Unoriginal Thoughts on Appellate Procedure
Earlier this week, the Wisconsin Supreme Court issued its decision in State ex rel. Ozanne v. Fitzgerald and State ex rel. Huebsch v. Circuit Court for Dane County. The decision has rightly generated a good bit of commentary about open government, separation of powers, etc. My goal here is to clarify a very limited but important point of Wisconsin appellate procedure.
The issues in the decision came to the court in two ways: an appeal from a temporary order that had been certified by the Wisconsin Court of Appeals and a petition for a supervisory writ filed by Secretary Huebsch. The two cases were combined for briefing and oral argument. The majority’s order denied the certification, granted the petition for a supervisory writ, and then decided the issues contained in the petition for the writ.
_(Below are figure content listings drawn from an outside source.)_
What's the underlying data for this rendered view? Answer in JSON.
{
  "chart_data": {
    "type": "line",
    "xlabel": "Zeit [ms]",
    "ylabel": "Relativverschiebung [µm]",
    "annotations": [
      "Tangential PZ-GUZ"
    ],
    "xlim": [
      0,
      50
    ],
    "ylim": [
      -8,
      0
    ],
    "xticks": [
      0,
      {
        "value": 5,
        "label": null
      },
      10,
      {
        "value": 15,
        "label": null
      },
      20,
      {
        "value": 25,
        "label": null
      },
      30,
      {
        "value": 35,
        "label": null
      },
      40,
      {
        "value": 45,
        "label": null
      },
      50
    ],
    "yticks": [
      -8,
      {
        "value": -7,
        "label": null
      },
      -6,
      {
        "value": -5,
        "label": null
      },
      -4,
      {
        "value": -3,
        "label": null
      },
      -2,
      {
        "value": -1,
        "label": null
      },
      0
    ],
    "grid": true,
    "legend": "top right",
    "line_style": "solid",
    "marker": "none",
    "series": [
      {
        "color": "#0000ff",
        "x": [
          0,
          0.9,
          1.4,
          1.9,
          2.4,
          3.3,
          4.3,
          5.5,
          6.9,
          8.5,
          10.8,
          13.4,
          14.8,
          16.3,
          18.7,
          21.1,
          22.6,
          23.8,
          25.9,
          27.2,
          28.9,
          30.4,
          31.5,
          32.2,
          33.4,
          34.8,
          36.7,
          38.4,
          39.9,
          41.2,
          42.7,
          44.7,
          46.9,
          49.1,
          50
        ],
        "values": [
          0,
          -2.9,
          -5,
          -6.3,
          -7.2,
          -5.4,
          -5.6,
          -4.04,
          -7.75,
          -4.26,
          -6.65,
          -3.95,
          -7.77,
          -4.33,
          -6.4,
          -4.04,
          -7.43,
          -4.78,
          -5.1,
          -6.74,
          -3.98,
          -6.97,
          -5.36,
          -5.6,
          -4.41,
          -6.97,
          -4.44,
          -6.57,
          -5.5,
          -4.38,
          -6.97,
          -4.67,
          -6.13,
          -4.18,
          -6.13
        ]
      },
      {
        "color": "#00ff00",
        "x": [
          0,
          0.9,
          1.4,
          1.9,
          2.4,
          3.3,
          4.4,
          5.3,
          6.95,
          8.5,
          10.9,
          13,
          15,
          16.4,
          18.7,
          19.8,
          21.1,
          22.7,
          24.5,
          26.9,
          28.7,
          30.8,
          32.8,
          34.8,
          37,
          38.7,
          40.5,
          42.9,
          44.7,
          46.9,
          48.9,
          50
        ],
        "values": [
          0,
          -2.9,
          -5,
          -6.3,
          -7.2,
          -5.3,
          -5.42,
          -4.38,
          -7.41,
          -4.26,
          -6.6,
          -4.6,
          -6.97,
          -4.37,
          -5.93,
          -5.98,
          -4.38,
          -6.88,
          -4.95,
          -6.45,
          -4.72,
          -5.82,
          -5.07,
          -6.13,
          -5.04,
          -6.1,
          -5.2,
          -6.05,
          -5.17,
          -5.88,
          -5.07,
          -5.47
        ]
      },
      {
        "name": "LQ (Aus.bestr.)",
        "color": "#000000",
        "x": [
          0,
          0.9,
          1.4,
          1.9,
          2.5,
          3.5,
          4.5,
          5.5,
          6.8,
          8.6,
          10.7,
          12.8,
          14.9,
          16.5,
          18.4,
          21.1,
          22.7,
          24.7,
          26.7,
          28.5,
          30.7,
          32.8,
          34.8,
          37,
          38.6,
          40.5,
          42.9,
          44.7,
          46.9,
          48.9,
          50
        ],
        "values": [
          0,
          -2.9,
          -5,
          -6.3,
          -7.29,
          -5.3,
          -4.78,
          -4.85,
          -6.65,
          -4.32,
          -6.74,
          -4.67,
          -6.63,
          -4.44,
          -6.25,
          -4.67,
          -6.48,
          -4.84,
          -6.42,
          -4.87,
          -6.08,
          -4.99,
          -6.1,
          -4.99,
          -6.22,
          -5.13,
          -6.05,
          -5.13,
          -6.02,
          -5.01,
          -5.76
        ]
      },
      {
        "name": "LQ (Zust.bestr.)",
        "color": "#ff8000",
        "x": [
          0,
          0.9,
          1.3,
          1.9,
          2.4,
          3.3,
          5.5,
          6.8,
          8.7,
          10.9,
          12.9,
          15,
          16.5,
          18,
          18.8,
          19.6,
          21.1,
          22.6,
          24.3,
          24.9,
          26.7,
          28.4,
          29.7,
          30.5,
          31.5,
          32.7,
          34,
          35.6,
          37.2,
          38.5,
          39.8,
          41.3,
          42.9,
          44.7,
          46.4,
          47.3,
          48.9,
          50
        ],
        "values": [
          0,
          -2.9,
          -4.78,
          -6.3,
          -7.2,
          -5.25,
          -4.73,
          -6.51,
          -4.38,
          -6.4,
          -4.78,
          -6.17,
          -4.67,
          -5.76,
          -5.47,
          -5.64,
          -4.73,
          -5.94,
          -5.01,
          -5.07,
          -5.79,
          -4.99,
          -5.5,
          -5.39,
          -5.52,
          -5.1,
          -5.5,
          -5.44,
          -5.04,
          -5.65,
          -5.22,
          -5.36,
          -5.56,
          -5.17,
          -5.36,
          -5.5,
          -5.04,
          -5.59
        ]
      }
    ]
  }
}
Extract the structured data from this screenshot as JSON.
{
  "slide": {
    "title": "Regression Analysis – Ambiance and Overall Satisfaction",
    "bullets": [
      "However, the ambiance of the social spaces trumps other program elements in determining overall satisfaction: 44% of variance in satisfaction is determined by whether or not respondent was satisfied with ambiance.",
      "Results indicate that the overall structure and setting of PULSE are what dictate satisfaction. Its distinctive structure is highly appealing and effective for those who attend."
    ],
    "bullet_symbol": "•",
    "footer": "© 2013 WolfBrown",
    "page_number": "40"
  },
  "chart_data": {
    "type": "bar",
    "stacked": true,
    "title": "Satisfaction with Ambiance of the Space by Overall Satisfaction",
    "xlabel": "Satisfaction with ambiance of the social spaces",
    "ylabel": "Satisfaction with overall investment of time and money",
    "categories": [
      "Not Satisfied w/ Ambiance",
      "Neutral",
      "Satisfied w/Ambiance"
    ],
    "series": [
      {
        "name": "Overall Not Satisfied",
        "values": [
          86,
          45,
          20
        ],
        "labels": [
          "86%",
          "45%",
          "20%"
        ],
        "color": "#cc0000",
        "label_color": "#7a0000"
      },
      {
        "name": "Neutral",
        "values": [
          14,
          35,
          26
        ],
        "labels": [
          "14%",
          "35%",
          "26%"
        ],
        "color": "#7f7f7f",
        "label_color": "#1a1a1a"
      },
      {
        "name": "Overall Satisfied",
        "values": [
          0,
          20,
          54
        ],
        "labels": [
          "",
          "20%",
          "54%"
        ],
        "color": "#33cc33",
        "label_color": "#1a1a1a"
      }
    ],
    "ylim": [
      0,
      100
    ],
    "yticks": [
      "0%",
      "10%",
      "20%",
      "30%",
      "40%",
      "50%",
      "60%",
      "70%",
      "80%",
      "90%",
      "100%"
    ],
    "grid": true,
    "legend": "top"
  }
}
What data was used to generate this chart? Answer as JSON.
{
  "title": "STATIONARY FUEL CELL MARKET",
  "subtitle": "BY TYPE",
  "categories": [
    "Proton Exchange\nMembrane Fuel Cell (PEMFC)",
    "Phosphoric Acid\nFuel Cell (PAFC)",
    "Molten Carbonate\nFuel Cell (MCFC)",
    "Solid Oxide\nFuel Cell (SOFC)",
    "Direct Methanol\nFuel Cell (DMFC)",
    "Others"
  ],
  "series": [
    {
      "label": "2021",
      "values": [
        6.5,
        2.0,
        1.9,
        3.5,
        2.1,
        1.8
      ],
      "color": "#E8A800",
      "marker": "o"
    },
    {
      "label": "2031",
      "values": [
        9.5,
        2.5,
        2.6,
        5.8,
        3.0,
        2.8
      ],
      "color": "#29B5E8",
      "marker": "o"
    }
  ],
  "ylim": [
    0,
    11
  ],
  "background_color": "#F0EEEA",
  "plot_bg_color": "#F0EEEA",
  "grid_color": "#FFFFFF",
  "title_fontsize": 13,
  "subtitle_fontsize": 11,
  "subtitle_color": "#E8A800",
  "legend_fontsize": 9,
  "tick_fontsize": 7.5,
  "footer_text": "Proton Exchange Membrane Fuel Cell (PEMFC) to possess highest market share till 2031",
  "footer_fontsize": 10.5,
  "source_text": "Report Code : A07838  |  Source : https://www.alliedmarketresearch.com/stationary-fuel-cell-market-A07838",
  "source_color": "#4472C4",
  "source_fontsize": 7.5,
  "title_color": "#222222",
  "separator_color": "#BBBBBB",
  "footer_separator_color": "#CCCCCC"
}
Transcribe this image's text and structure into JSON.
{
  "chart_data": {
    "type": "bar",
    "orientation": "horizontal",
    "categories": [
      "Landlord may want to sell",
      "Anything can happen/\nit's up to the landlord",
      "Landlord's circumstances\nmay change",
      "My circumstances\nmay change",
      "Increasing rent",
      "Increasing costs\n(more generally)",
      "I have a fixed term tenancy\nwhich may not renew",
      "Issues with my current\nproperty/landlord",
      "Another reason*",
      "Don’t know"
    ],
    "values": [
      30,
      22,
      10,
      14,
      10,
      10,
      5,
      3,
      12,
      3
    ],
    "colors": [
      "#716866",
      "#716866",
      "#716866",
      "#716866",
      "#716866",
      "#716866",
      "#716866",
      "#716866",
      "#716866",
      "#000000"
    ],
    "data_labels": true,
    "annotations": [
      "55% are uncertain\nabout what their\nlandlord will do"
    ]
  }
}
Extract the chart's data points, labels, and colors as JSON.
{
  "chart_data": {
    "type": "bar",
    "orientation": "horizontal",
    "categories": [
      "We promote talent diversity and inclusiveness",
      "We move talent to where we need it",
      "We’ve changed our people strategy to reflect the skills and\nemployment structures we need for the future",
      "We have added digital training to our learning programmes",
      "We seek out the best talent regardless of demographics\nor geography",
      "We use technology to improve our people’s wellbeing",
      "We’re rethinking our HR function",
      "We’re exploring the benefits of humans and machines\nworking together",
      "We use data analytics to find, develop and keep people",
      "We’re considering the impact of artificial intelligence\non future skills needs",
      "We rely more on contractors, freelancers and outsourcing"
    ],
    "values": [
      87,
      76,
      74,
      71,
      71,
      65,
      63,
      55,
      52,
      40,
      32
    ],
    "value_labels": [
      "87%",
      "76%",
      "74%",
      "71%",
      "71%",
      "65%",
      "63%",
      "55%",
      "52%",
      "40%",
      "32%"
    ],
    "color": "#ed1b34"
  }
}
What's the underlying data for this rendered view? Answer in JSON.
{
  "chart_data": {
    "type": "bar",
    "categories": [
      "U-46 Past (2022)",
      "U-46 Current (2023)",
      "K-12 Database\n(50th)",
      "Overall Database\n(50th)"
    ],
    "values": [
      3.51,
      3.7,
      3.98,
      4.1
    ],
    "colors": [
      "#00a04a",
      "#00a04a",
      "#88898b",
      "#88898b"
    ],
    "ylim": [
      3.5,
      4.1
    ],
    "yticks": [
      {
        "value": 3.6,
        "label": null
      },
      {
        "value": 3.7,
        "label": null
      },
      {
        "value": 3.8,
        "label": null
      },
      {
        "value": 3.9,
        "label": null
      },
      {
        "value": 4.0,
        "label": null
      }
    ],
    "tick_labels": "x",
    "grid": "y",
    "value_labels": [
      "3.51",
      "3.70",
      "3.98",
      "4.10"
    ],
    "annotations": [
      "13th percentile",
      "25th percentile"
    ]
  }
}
In the court’s order, the majority refers to the writ request as a “petition for supervisory/original jurisdiction” (¶ 2) and a “petition for original action” (¶7). In his concurrence, Justice Prosser refers to the writ request as an “original action” which “satisfies several of the court’s criteria for an original action publici juris” (¶19).
Chief Justice Abrahamson, in her writing, will have none of this (¶¶97-101). She notes that the majority order “mistakenly asserts” that a “’petition for supervisory/original jurisdiction” was filed by Huebsch “pursuant to Wis. Stat. §§ (Rules) 809.70 and 809.71,” when in fact the Huebsch petition only references 809.71.